People of color have less access to safe and affordable transportation
A history of racist planning and policy has shaped the contemporary US transportation landscape, starting with the rise of automobile ownership and the mass construction of federally funded interstate highways beginning in the 1950s. The federal government also subsidized the creation of the suburbs around that time, allowing white households to drive to jobs in the city, while income disparities and racially discriminative lending practices, such as redlining and racially restrictive covenants, restricted home purchase choices for many Black Americans.
Highway construction and ongoing urban renewal efforts from the 1930s to 1970s destroyed and displaced many Black neighborhoods, increasing segregation, isolation, crowding, and clustering of communities of color. In the early 2000s, the gentrification and influx of high-income residents back into many city centers subsequently pushed many low-income residents into car-dependent suburbs.
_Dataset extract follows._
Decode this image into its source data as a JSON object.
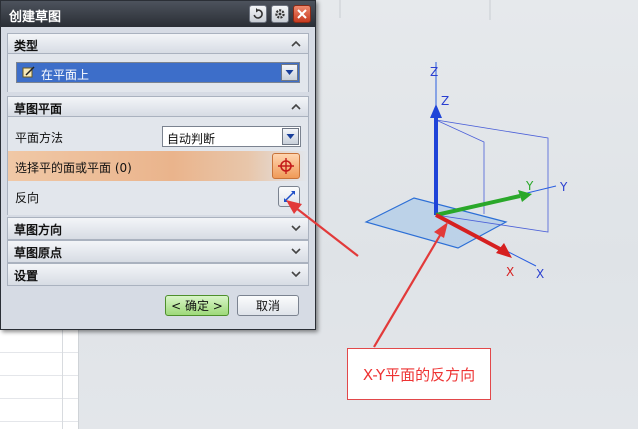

The residential patterns defined by structural racism are still prevalent today, and the wealth differences between people of color and white, non-Hispanic people give white residents increased housing choice, the ability to live in neighborhoods with higher-quality schools and resources, and a higher likelihood of car ownership. To understand how these disparities affect transportation equity, we looked at gaps in access to jobs for each of the four metropolitan regions broken down by race and ethnicity.
In Seattle and Baltimore, white, non-Hispanic residents are underrepresented in neighborhoods with high spatial mismatch, while Black and Hispanic residents are overrepresented. Displacement of communities of color to the suburbs in Seattle and patterns of racial segregation in the urban core of Baltimore could drive these disparities.
In Nashville and Lansing, the racial composition of high spatial mismatch neighborhoods largely reflect that of the region. Nashville’s large concentration of people of color in the central city where mismatch is the lowest may drive this uniformity by counteracting other factors that lead to worse access generally, whereas Lansing’s representativeness across neighborhoods may be driven by lower rates of racial segregation than most other cities.
Better data are needed to help increase transportation equity and access to opportunity
To some communities, particularly those who have been historically victimized by the transportation planning and decisionmaking process, the transportation system can be viewed as a weapon pointed directly at them.
Anthony Foxx, former secretary of transportation
Civic and community leaders across each of our case study regions told us that equity is rarely at the forefront of decisionmaking; when it is, there is a lack of data to support policies that challenge the status quo. Without quality equity data, local leaders often end up prioritizing routes with high ridership instead of ensuring equitable service for all. Local leaders need data to help make difficult service decisions, and organizers and advocates need data to hold those leaders accountable to improvements in equity.
But data should not be the only input into decisionmaking. Metro-area leaders should make transportation and land use decisions through deep and meaningful community engagement, consulting historically overlooked communities of color, immigrants, and low-income households long before policies are proposed and at every stage of decisionmaking after a policy’s inception.
Transportation policies can help reduce disparities in access to opportunity, but only if they are implemented with equity at the forefront. With these data and with meaningful engagement, communities can hold their leaders accountable and ensure that they center equity in transportation and land use decisionmaking.